ISSA: You pointed out the role of far-right evangelicals in Latin America and Africa. Unfortunately the Left has not understood how dangerous they are. They produce Mileis, they produce Bolsonaros, they produce Trumps. I’m very glad you pointed to that very big danger for the world. Now, having said that, I cannot wrap my brain around one thing you said, that the biggest problem with Italy right now is the 140 bases, as opposed to 50 in Germany. I come from Greece which is also full of US bases, and the government there is a neoliberal right-wing one. To me, having lots of US bases and being like a neo-colony of the US is rather what the traditional right-wing does. Remember that the far-right all over the world is all against NATO. Think of Orban, Vučić, Le Pen, AfD in Germany, and their supposedly left-wing ideological partner, Wagenknecht, all against NATO. The big problem with Meloni and Salvini is that they let people drown in the Mediterranean, that they curtail my rights as a queer person, that they are typical fascists. So, Meloni is not bad, in my eyes, because of the U.S. bases. She’s bad because she lets people drown in the Mediterranean and she’s happy about that.

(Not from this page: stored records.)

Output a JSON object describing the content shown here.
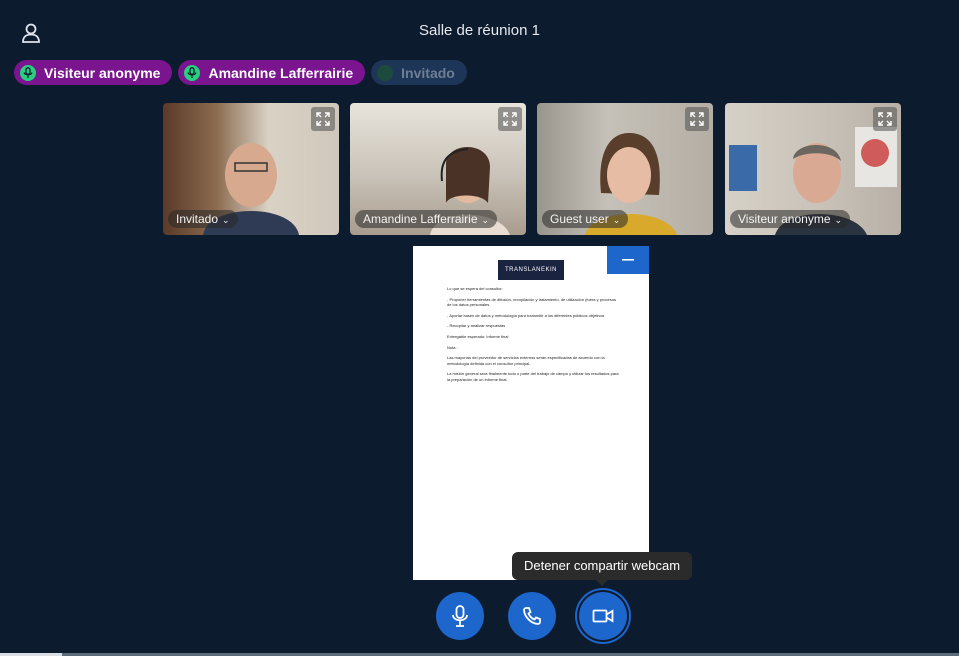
{
  "header": {
    "room_title": "Salle de réunion 1"
  },
  "participants": [
    {
      "name": "Visiteur anonyme",
      "active": true
    },
    {
      "name": "Amandine Lafferrairie",
      "active": true
    },
    {
      "name": "Invitado",
      "active": false
    }
  ],
  "tiles": [
    {
      "name": "Invitado",
      "bg": "#8b6a4f"
    },
    {
      "name": "Amandine Lafferrairie",
      "bg": "#c9c2b8"
    },
    {
      "name": "Guest user",
      "bg": "#b9b4ab"
    },
    {
      "name": "Visiteur anonyme",
      "bg": "#c7c0b6"
    }
  ],
  "document": {
    "logo_text": "TRANSLANEKIN",
    "lines": [
      "Lo que se espera del consultor:",
      "- Proponer herramientas de difusión, recopilación y tratamiento, de utilización (fuera y procesos de los datos personales",
      "- Aportar bases de datos y metodología para transmitir a los diferentes públicos objetivos",
      "- Recopilar y analizar respuestas",
      "Entregable esperado: Informe final",
      "Nota :",
      "Las mayorías del proveedor de servicios externos serán especificadas de acuerdo con la metodología definida con el consultor principal.",
      "La misión general será finalmente todo o parte del trabajo de campo y utilizar los resultados para la preparación de un informe final."
    ]
  },
  "tooltip": {
    "text": "Detener compartir webcam"
  },
  "controls": {
    "mic_icon": "microphone-icon",
    "phone_icon": "phone-icon",
    "camera_icon": "video-camera-icon"
  },
  "colors": {
    "background": "#0d1b2e",
    "accent": "#1c66cc",
    "chip": "#7a148f",
    "mic_active": "#28d07e"
  }
}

Silvia: Tell me, what is the European Union’s policy towards immigrants? They have constructed what we know now for many years as Fortress Europe. What is happening in Italy with the immigrants? Absolutely, the question of immigration is a big scandal in Italy and in every country. But from where does the policy come? It comes from the European Union, not only from the fascists. Fortress Europe, the policy on immigration, was not built just by a few right-wing countries. It was built, actually as it is, in the United States.
So, Trump, for example, is boasting that he’s going to deport all immigrants. But Kamala Harris has been saying that she’s going to increase the number of agents enormously. We have a border with Mexico which is already completely militarized. It’s like a military zone. And yet she’s going to propose even more agents. Biden has done nothing to really change the situation of immigration. And in Italy, in Europe, the European Union has really been the one who has set the directive, the conditions and the limits on immigrants coming into different countries. Yes, we are against this horror.

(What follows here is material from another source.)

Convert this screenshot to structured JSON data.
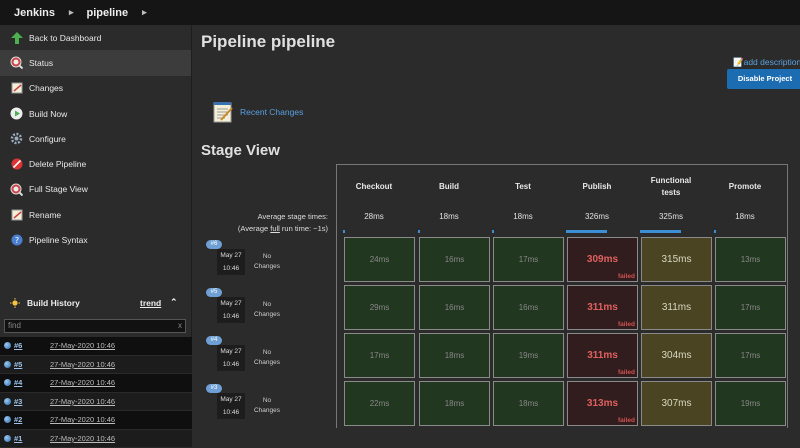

Tell me, what was the policy for immigrants before the rise of Meloni? The Partito Democratico had the same policy. Italy has been waging a war against immigrants all across the country, for many years now. Also the treatment of African workers in the South, where they are working in conditions of near slavery, under the control of mafia organizations. What I was trying to point out is that the Italian government, and other European governments, in a way, are colonial governments. I’m not saying that they are not dangerous, but that we make a mistake if we ignore which are the real powers that are governing the country.

I know Greece now has a very right-wing government, but I also know the history of Greece, with Britain, and the civil war. I was in Rosa Nera on Crete, and the comrade who was running it at the time had spent seven years in jail because he was fighting against the deployment of American naval bases off the coast of Crete. I think that this question of the very strong presence of NATO, the US, in Europe, is a question that I think Italian movements are not raising. No to fascism, obviously, but they are not the ones who have introduced the persecution against immigrants. They may be more vociferous, but actually the persecution and the limits have preceded, for a really long time, the advent of a fascist government with Meloni.

ISSA: Thank you so much. We could go on for a whole day, there is a lot of interest, but hopefully we will have an opportunity to continue in person next year.

Silvia: All the best. Bye, stay well, we’ll see each other on the island, hopefully.